The research feature examples of emergency architecture from France, Greece, Haiti, Jordan, and Lebanon. It also includes Norwegian Cold War architecture retrofitted as arrival infrastructure for asylum-seekers in the 1990s and the 2010s. Current investigations explores the reception of refugees displaced by the war in Ukraine and includes a case study of neighboring Romania – a country that is simultaneously providing humanitarian assistance the ones fleeing Ukraine while preparing for domestic mass displacement in the event of a major earthquake. This research is based on my mission as a Site Planning expert deployed to the Romanian Ministry of Internal Affairs during the summer of 2022, followed by an In Transit Studio course called ‘Dignified Reception: Bucharest’ at the Oslo School of Architecture and Design (AHO) in the academic fall semester of 2022.

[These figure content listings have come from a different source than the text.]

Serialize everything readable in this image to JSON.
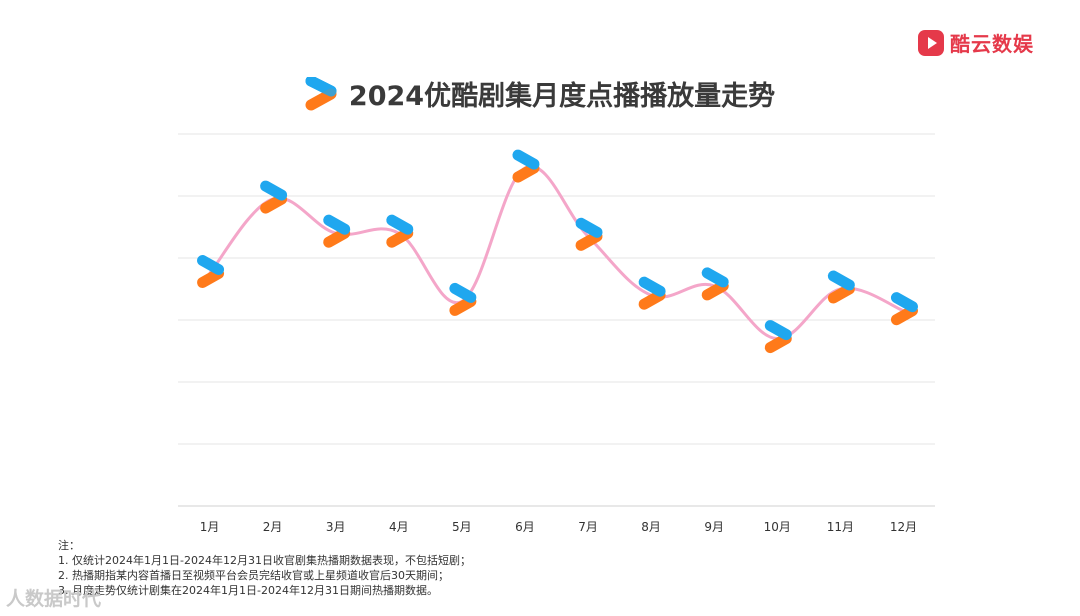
{
  "brand": {
    "name": "酷云数娱",
    "icon": "play-logo-icon"
  },
  "title": "2024优酷剧集月度点播播放量走势",
  "watermark": "人数据时代",
  "colors": {
    "line": "#f4a6c9",
    "grid": "#e6e6e6",
    "marker_top": "#1fa7ef",
    "marker_bottom": "#ff7a1a",
    "brand": "#e5394a"
  },
  "chart_data": {
    "type": "line",
    "title": "2024优酷剧集月度点播播放量走势",
    "xlabel": "",
    "ylabel": "",
    "categories": [
      "1月",
      "2月",
      "3月",
      "4月",
      "5月",
      "6月",
      "7月",
      "8月",
      "9月",
      "10月",
      "11月",
      "12月"
    ],
    "series": [
      {
        "values": [
          3.75,
          4.95,
          4.4,
          4.4,
          3.3,
          5.45,
          4.35,
          3.4,
          3.55,
          2.7,
          3.5,
          3.15
        ]
      }
    ],
    "ylim": [
      0,
      6
    ],
    "grid": true,
    "marker": "youku-logo-icon"
  },
  "notes": [
    "注：",
    "1. 仅统计2024年1月1日-2024年12月31日收官剧集热播期数据表现，不包括短剧；",
    "2. 热播期指某内容首播日至视频平台会员完结收官或上星频道收官后30天期间；",
    "3. 月度走势仅统计剧集在2024年1月1日-2024年12月31日期间热播期数据。"
  ]
}
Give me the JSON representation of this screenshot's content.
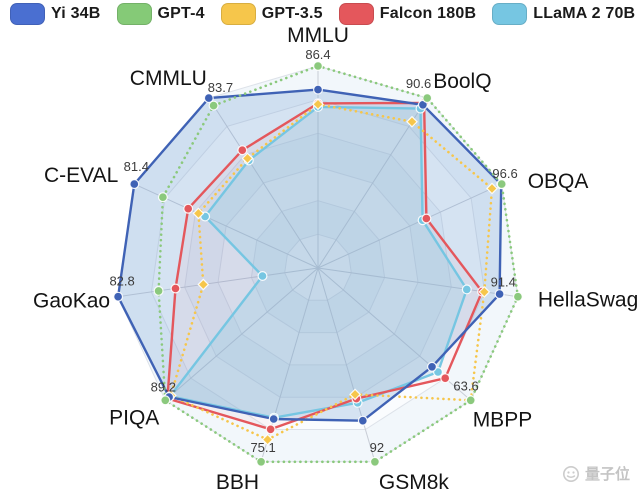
{
  "legend": {
    "position": "top",
    "items": [
      {
        "label": "Yi 34B",
        "color": "#4a6fd1"
      },
      {
        "label": "GPT-4",
        "color": "#85ca77"
      },
      {
        "label": "GPT-3.5",
        "color": "#f6c64b"
      },
      {
        "label": "Falcon 180B",
        "color": "#e4575c"
      },
      {
        "label": "LLaMA 2 70B",
        "color": "#76c6e2"
      }
    ]
  },
  "chart_data": {
    "type": "radar",
    "grid": {
      "rings": 6,
      "shape": "polygon",
      "spokes": 11
    },
    "normalization": "each axis scaled so the best model sits on the outer ring; outer-ring value shown as the axis label",
    "axes": [
      {
        "name": "MMLU",
        "value_label": "86.4",
        "max": 86.4
      },
      {
        "name": "BoolQ",
        "value_label": "90.6",
        "max": 90.6
      },
      {
        "name": "OBQA",
        "value_label": "96.6",
        "max": 96.6
      },
      {
        "name": "HellaSwag",
        "value_label": "91.4",
        "max": 91.4
      },
      {
        "name": "MBPP",
        "value_label": "63.6",
        "max": 63.6
      },
      {
        "name": "GSM8k",
        "value_label": "92",
        "max": 92
      },
      {
        "name": "BBH",
        "value_label": "75.1",
        "max": 75.1
      },
      {
        "name": "PIQA",
        "value_label": "89.2",
        "max": 89.2
      },
      {
        "name": "GaoKao",
        "value_label": "82.8",
        "max": 82.8
      },
      {
        "name": "C-EVAL",
        "value_label": "81.4",
        "max": 81.4
      },
      {
        "name": "CMMLU",
        "value_label": "83.7",
        "max": 83.7
      }
    ],
    "series": [
      {
        "name": "Yi 34B",
        "color": "#3f62b5",
        "line": "solid",
        "fill": "rgba(108,155,210,0.26)",
        "dot": "circle",
        "values": [
          76.3,
          87,
          96.3,
          83,
          47.5,
          72.5,
          58.5,
          87,
          82.8,
          81.4,
          83.7
        ]
      },
      {
        "name": "GPT-4",
        "color": "#8bc97d",
        "line": "dotted",
        "fill": "none",
        "dot": "circle",
        "values": [
          86.4,
          90.6,
          96.6,
          91.4,
          63.6,
          92,
          75.1,
          89.2,
          66,
          68.7,
          80
        ]
      },
      {
        "name": "GPT-3.5",
        "color": "#f6c64b",
        "line": "dotted",
        "fill": "none",
        "dot": "diamond",
        "values": [
          70,
          78,
          91.5,
          76,
          63.6,
          60,
          66.5,
          86,
          47.5,
          53,
          54
        ]
      },
      {
        "name": "Falcon 180B",
        "color": "#e4575c",
        "line": "solid",
        "fill": "rgba(228,87,92,0.05)",
        "dot": "circle",
        "values": [
          70.4,
          88,
          57,
          75,
          53,
          62,
          62.5,
          88,
          59,
          57.5,
          58
        ]
      },
      {
        "name": "LLaMA 2 70B",
        "color": "#76c6e2",
        "line": "solid",
        "fill": "rgba(118,198,226,0.20)",
        "dot": "circle",
        "values": [
          68.9,
          85,
          55,
          68,
          50,
          64,
          58,
          86.5,
          23,
          50,
          53
        ]
      }
    ]
  },
  "watermark": {
    "text": "量子位"
  }
}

Articles that are part of the PhD thesis:

The Mountain Hall and the Smart Club: The Architecture of Emergency Reception in Norwegian Cities published in Wellbeing, Space and Society, April 2024

Abstract

Contemporary contingency planning is largely delinked from urban planning. However, the two domains intersect in critical ways. Contingency planning frames conditions for displaced persons in emergency situations but also affects the design of everyday urban spaces. Thus, the spatial output of emergency preparedness can encourage wellbeing and placemaking in both emergency and non-emergency situations. This article explores the built environments of contingency planning in Norwegian cities, paying particular attention to emergency reception.

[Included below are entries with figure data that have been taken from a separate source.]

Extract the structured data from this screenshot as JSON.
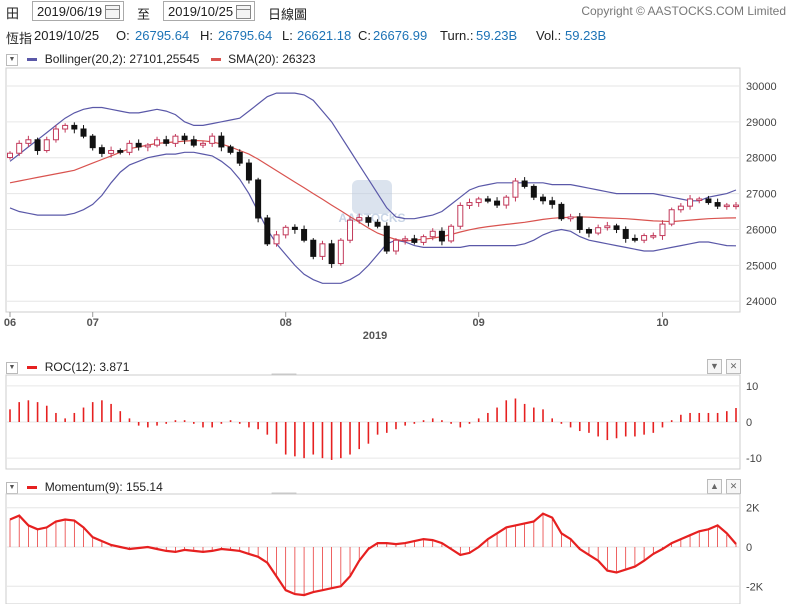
{
  "toolbar": {
    "cal_glyph": "田",
    "from_date": "2019/06/19",
    "to_label": "至",
    "to_date": "2019/10/25",
    "period": "日線圖",
    "copyright": "Copyright © AASTOCKS.COM Limited"
  },
  "info": {
    "name": "恆指",
    "date": "2019/10/25",
    "open_label": "O:",
    "open": "26795.64",
    "high_label": "H:",
    "high": "26795.64",
    "low_label": "L:",
    "low": "26621.18",
    "close_label": "C:",
    "close": "26676.99",
    "turn_label": "Turn.:",
    "turn": "59.23B",
    "vol_label": "Vol.:",
    "vol": "59.23B"
  },
  "watermark": "AASTOCKS",
  "colors": {
    "up": "#c23a5b",
    "down": "#111111",
    "bollinger": "#5a58a8",
    "sma": "#d9534f",
    "indicator": "#e62020",
    "grid": "#e6e6e6"
  },
  "chart_data": [
    {
      "type": "candlestick",
      "legend": [
        {
          "name": "Bollinger(20,2)",
          "value": "27101,25545"
        },
        {
          "name": "SMA(20)",
          "value": "26323"
        }
      ],
      "ylim": [
        23700,
        30500
      ],
      "yticks": [
        24000,
        25000,
        26000,
        27000,
        28000,
        29000,
        30000
      ],
      "xticks": [
        {
          "i": 0,
          "label": "06"
        },
        {
          "i": 9,
          "label": "07"
        },
        {
          "i": 30,
          "label": "08"
        },
        {
          "i": 51,
          "label": "09"
        },
        {
          "i": 71,
          "label": "10"
        }
      ],
      "year_label": "2019",
      "close": [
        28125,
        28400,
        28500,
        28200,
        28500,
        28800,
        28900,
        28800,
        28600,
        28280,
        28120,
        28200,
        28150,
        28400,
        28300,
        28350,
        28500,
        28400,
        28600,
        28500,
        28350,
        28400,
        28600,
        28300,
        28150,
        27850,
        27380,
        26320,
        25600,
        25850,
        26060,
        26000,
        25700,
        25250,
        25600,
        25050,
        25700,
        26260,
        26330,
        26200,
        26090,
        25400,
        25700,
        25740,
        25640,
        25800,
        25950,
        25680,
        26090,
        26670,
        26750,
        26850,
        26790,
        26680,
        26900,
        27350,
        27200,
        26900,
        26800,
        26700,
        26300,
        26350,
        26000,
        25900,
        26050,
        26100,
        26000,
        25750,
        25700,
        25830,
        25830,
        26150,
        26550,
        26650,
        26850,
        26850,
        26750,
        26650,
        26680,
        26680
      ],
      "bb_mid": [
        27300,
        27350,
        27400,
        27450,
        27500,
        27550,
        27600,
        27650,
        27750,
        27850,
        27950,
        28050,
        28150,
        28250,
        28300,
        28350,
        28400,
        28420,
        28440,
        28460,
        28480,
        28470,
        28440,
        28380,
        28300,
        28200,
        28100,
        27960,
        27800,
        27640,
        27480,
        27320,
        27160,
        27000,
        26840,
        26680,
        26520,
        26360,
        26200,
        26040,
        25900,
        25800,
        25720,
        25680,
        25700,
        25730,
        25760,
        25800,
        25860,
        25930,
        25990,
        26040,
        26080,
        26110,
        26140,
        26170,
        26200,
        26240,
        26280,
        26310,
        26330,
        26340,
        26350,
        26345,
        26330,
        26320,
        26310,
        26300,
        26280,
        26260,
        26240,
        26230,
        26220,
        26240,
        26260,
        26280,
        26300,
        26310,
        26320,
        26323
      ],
      "bb_upper": [
        27900,
        28100,
        28300,
        28500,
        28700,
        28900,
        29100,
        29250,
        29350,
        29400,
        29400,
        29350,
        29300,
        29250,
        29250,
        29300,
        29350,
        29300,
        29200,
        29000,
        28900,
        28900,
        28950,
        29000,
        29050,
        29100,
        29300,
        29500,
        29700,
        29800,
        29800,
        29800,
        29750,
        29600,
        29300,
        29000,
        28600,
        28200,
        27800,
        27400,
        27000,
        26600,
        26350,
        26300,
        26300,
        26350,
        26400,
        26500,
        26700,
        26900,
        27100,
        27200,
        27250,
        27300,
        27300,
        27300,
        27300,
        27300,
        27300,
        27250,
        27250,
        27250,
        27200,
        27150,
        27100,
        27050,
        27000,
        27000,
        27000,
        27000,
        27000,
        26950,
        26900,
        26850,
        26800,
        26800,
        26900,
        26950,
        27000,
        27100
      ],
      "bb_lower": [
        26600,
        26500,
        26450,
        26400,
        26400,
        26400,
        26400,
        26450,
        26550,
        26700,
        26950,
        27300,
        27600,
        27800,
        27900,
        28000,
        28050,
        28100,
        28100,
        28150,
        28150,
        28100,
        28050,
        27900,
        27700,
        27400,
        27000,
        26500,
        26000,
        25600,
        25300,
        25000,
        24750,
        24600,
        24500,
        24500,
        24500,
        24600,
        24750,
        25000,
        25300,
        25600,
        25700,
        25650,
        25550,
        25500,
        25500,
        25500,
        25500,
        25500,
        25550,
        25550,
        25550,
        25550,
        25550,
        25550,
        25600,
        25700,
        25850,
        25950,
        26000,
        25950,
        25800,
        25700,
        25650,
        25600,
        25550,
        25500,
        25450,
        25400,
        25400,
        25450,
        25500,
        25550,
        25600,
        25650,
        25650,
        25600,
        25550,
        25545
      ]
    },
    {
      "type": "bar",
      "legend": [
        {
          "name": "ROC(12)",
          "value": "3.871"
        }
      ],
      "ylim": [
        -13,
        13
      ],
      "yticks": [
        10,
        0,
        -10
      ],
      "values": [
        3.5,
        5.5,
        6,
        5.5,
        4.5,
        2.5,
        1,
        2.5,
        4,
        5.5,
        6,
        5,
        3,
        1,
        -1,
        -1.5,
        -1,
        -0.5,
        0.5,
        0.5,
        -0.5,
        -1.5,
        -1.5,
        -0.5,
        0.5,
        -0.5,
        -1.5,
        -2,
        -3.5,
        -6,
        -9,
        -9.5,
        -10,
        -9,
        -10,
        -10.5,
        -10,
        -9,
        -7.5,
        -6,
        -3.5,
        -3,
        -2,
        -1,
        -0.5,
        0.5,
        1,
        0.5,
        -0.5,
        -1.5,
        -0.5,
        1,
        2.5,
        4,
        6,
        6.5,
        5,
        4,
        3.5,
        1,
        -0.5,
        -1.5,
        -2.5,
        -3,
        -4,
        -5,
        -4.5,
        -4,
        -4,
        -3.5,
        -3,
        -1.5,
        0.5,
        2,
        2.5,
        2.5,
        2.5,
        2.5,
        3,
        3.87
      ]
    },
    {
      "type": "bar",
      "legend": [
        {
          "name": "Momentum(9)",
          "value": "155.14"
        }
      ],
      "ylim": [
        -2700,
        2700
      ],
      "yticks": [
        {
          "v": 2000,
          "label": "2K"
        },
        {
          "v": 0,
          "label": "0"
        },
        {
          "v": -2000,
          "label": "-2K"
        }
      ],
      "values": [
        1400,
        1600,
        1100,
        900,
        1000,
        1300,
        1400,
        1350,
        1000,
        500,
        300,
        100,
        0,
        -100,
        -50,
        0,
        -100,
        -200,
        -250,
        -150,
        -200,
        -250,
        -200,
        -100,
        -150,
        -200,
        -350,
        -500,
        -800,
        -1500,
        -2200,
        -2400,
        -2450,
        -2300,
        -2200,
        -2100,
        -2000,
        -1500,
        -700,
        -100,
        200,
        200,
        150,
        200,
        300,
        400,
        350,
        200,
        -100,
        -400,
        -300,
        0,
        400,
        700,
        1000,
        1100,
        1200,
        1300,
        1700,
        1500,
        700,
        400,
        -100,
        -400,
        -700,
        -1200,
        -1300,
        -1150,
        -1000,
        -700,
        -350,
        -100,
        200,
        400,
        600,
        800,
        900,
        1100,
        700,
        155
      ]
    }
  ]
}
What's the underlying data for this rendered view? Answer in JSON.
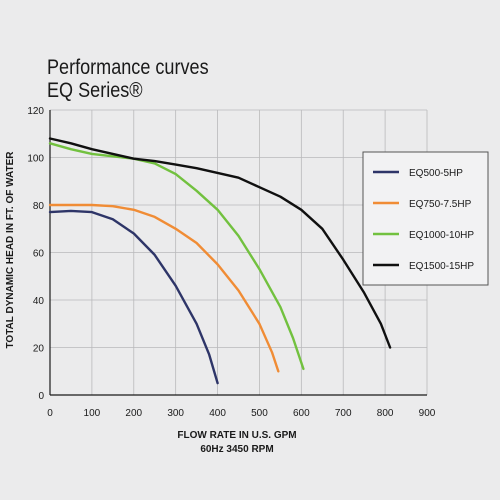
{
  "title": {
    "line1": "Performance curves",
    "line2": "EQ Series®"
  },
  "chart_data": {
    "type": "line",
    "title": "Performance curves EQ Series®",
    "xlabel": "FLOW RATE IN U.S. GPM",
    "xlabel_sub": "60Hz 3450 RPM",
    "ylabel": "TOTAL DYNAMIC HEAD IN FT. OF WATER",
    "xlim": [
      0,
      900
    ],
    "ylim": [
      0,
      120
    ],
    "xticks": [
      0,
      100,
      200,
      300,
      400,
      500,
      600,
      700,
      800,
      900
    ],
    "yticks": [
      0,
      20,
      40,
      60,
      80,
      100,
      120
    ],
    "grid": true,
    "legend_position": "right",
    "series": [
      {
        "name": "EQ500-5HP",
        "color": "#2e3568",
        "x": [
          0,
          50,
          100,
          150,
          200,
          250,
          300,
          350,
          380,
          400
        ],
        "y": [
          77,
          77.5,
          77,
          74,
          68,
          59,
          46,
          30,
          17,
          5
        ]
      },
      {
        "name": "EQ750-7.5HP",
        "color": "#f08c35",
        "x": [
          0,
          50,
          100,
          150,
          200,
          250,
          300,
          350,
          400,
          450,
          500,
          530,
          545
        ],
        "y": [
          80,
          80,
          80,
          79.5,
          78,
          75,
          70,
          64,
          55,
          44,
          30,
          18,
          10
        ]
      },
      {
        "name": "EQ1000-10HP",
        "color": "#72c13f",
        "x": [
          0,
          50,
          100,
          150,
          200,
          250,
          300,
          350,
          400,
          450,
          500,
          550,
          580,
          605
        ],
        "y": [
          106,
          103.5,
          101.5,
          100.5,
          99.5,
          97.5,
          93,
          86,
          78,
          67,
          53,
          37,
          24,
          11
        ]
      },
      {
        "name": "EQ1500-15HP",
        "color": "#101010",
        "x": [
          0,
          50,
          100,
          150,
          200,
          250,
          300,
          350,
          400,
          450,
          500,
          550,
          600,
          650,
          700,
          750,
          790,
          812
        ],
        "y": [
          108,
          106,
          103.5,
          101.5,
          99.5,
          98.5,
          97,
          95.5,
          93.5,
          91.5,
          87.5,
          83.5,
          78,
          70,
          57,
          43,
          30,
          20
        ]
      }
    ]
  }
}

Furthermore, this article outlines the relationship between the policies of reception in displacement management and the spatial policies of placemaking. A study of Norwegian contingency planning history shows that the former evacuation shelter typology is being replaced by the more loosely defined concept of places of protection, similar to the retrofitted spaces commonly used as asylum centres. Newspaper clippings and document reviews are used to study two emergency reception structures: a Cold War multipurpose mountain hall close to the Norway–Russia border and a transformed 1970s warehouse near Oslo that currently houses the Norwegian national arrival facility for asylum-seekers. Comparing these two cases outlines the interaction between displacement management, contingency planning, and urban planning and contributes to conceptualising what we call contingency urbanism. We suggest that contingency urbanism can be useful in re-spatialising emergency architecture, re-linking contingency and urban planning, and pointing to placemaking opportunities in the duality of everyday life and a state of emergency.

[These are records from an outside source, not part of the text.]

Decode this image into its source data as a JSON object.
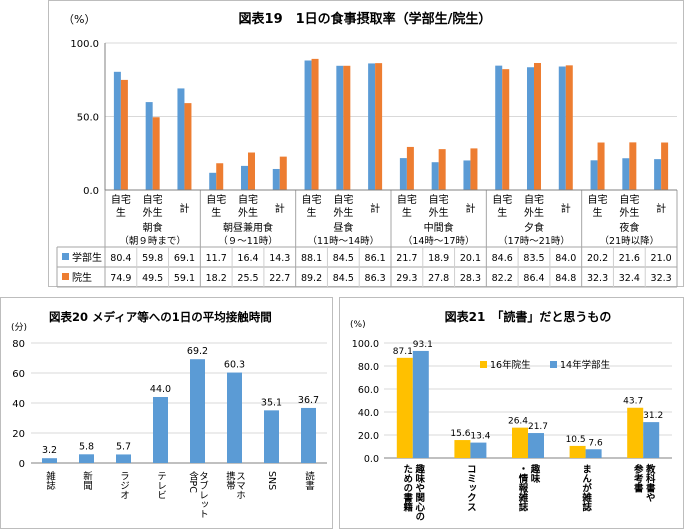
{
  "chart_data": [
    {
      "type": "bar",
      "title": "図表19　1日の食事摂取率（学部生/院生）",
      "unit": "（%）",
      "ylim": [
        0,
        100
      ],
      "yticks": [
        "0.0",
        "50.0",
        "100.0"
      ],
      "sub_labels": [
        [
          "自宅",
          "生"
        ],
        [
          "自宅",
          "外生"
        ],
        [
          "計"
        ]
      ],
      "groups": [
        {
          "label": "朝食",
          "sub": "（朝９時まで）"
        },
        {
          "label": "朝昼兼用食",
          "sub": "（９～11時）"
        },
        {
          "label": "昼食",
          "sub": "（11時～14時）"
        },
        {
          "label": "中間食",
          "sub": "（14時～17時）"
        },
        {
          "label": "夕食",
          "sub": "（17時～21時）"
        },
        {
          "label": "夜食",
          "sub": "（21時以降）"
        }
      ],
      "series": [
        {
          "name": "学部生",
          "color": "#5b9bd5",
          "values": [
            80.4,
            59.8,
            69.1,
            11.7,
            16.4,
            14.3,
            88.1,
            84.5,
            86.1,
            21.7,
            18.9,
            20.1,
            84.6,
            83.5,
            84.0,
            20.2,
            21.6,
            21.0
          ],
          "labels": [
            "80.4",
            "59.8",
            "69.1",
            "11.7",
            "16.4",
            "14.3",
            "88.1",
            "84.5",
            "86.1",
            "21.7",
            "18.9",
            "20.1",
            "84.6",
            "83.5",
            "84.0",
            "20.2",
            "21.6",
            "21.0"
          ]
        },
        {
          "name": "院生",
          "color": "#ed7d31",
          "values": [
            74.9,
            49.5,
            59.1,
            18.2,
            25.5,
            22.7,
            89.2,
            84.5,
            86.3,
            29.3,
            27.8,
            28.3,
            82.2,
            86.4,
            84.8,
            32.3,
            32.4,
            32.3
          ],
          "labels": [
            "74.9",
            "49.5",
            "59.1",
            "18.2",
            "25.5",
            "22.7",
            "89.2",
            "84.5",
            "86.3",
            "29.3",
            "27.8",
            "28.3",
            "82.2",
            "86.4",
            "84.8",
            "32.3",
            "32.4",
            "32.3"
          ]
        }
      ]
    },
    {
      "type": "bar",
      "title": "図表20 メディア等への1日の平均接触時間",
      "unit": "(分)",
      "ylim": [
        0,
        80
      ],
      "yticks": [
        "0",
        "20",
        "40",
        "60",
        "80"
      ],
      "categories": [
        "雑誌",
        "新聞",
        "ラジオ",
        "テレビ",
        "タブレット含PC",
        "スマホ携帯",
        "SNS",
        "読書"
      ],
      "series": [
        {
          "name": "",
          "color": "#5b9bd5",
          "values": [
            3.2,
            5.8,
            5.7,
            44.0,
            69.2,
            60.3,
            35.1,
            36.7
          ],
          "labels": [
            "3.2",
            "5.8",
            "5.7",
            "44.0",
            "69.2",
            "60.3",
            "35.1",
            "36.7"
          ]
        }
      ]
    },
    {
      "type": "bar",
      "title": "図表21　「読書」だと思うもの",
      "unit": "(%)",
      "ylim": [
        0,
        100
      ],
      "yticks": [
        "0.0",
        "20.0",
        "40.0",
        "60.0",
        "80.0",
        "100.0"
      ],
      "categories": [
        "趣味や関心のための書籍",
        "コミックス",
        "趣味・情報雑誌",
        "まんが雑誌",
        "教科書や参考書"
      ],
      "legend_position": "top-right",
      "series": [
        {
          "name": "16年院生",
          "color": "#ffc000",
          "values": [
            87.1,
            15.6,
            26.4,
            10.5,
            43.7
          ],
          "labels": [
            "87.1",
            "15.6",
            "26.4",
            "10.5",
            "43.7"
          ]
        },
        {
          "name": "14年学部生",
          "color": "#5b9bd5",
          "values": [
            93.1,
            13.4,
            21.7,
            7.6,
            31.2
          ],
          "labels": [
            "93.1",
            "13.4",
            "21.7",
            "7.6",
            "31.2"
          ]
        }
      ]
    }
  ]
}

The Concept of Place in Displacement Management published in Nordic Journal of Architectural Research, May 2022

Abstract

The concept of place increasingly appears in literature produced by and for actors of global displacement management relating to interventions concerning the built environment. Place, in this context, is presented as a concept appropriate for interventions in especially urban, non-camp settings. The introduction of so-called place-based approaches indicates that displacement management literature builds on existing conceptualizations of place found in the practice and theory of architecture and urbanism, as well as in other social science literature. A study of operational displacement management literature reveals that the varying conceptions of place apply place thinking to displacement management in particular ways. This analysis finds that diverse uses of place-related terminology and contested ideas of placemaking, contributes to a de-professionalization of design matters in displacement management. Nonetheless, it suggests that place can be a useful concept when combining technical site analyses with urbanism mapping methods in displacement management practice. The perspectives identified in this article seek to strengthen the existing yet tenuous links between competences within displacement management and architecture and urbanism. It is also meant to call attention to the social agency of displaced populations concerning built environment interventions.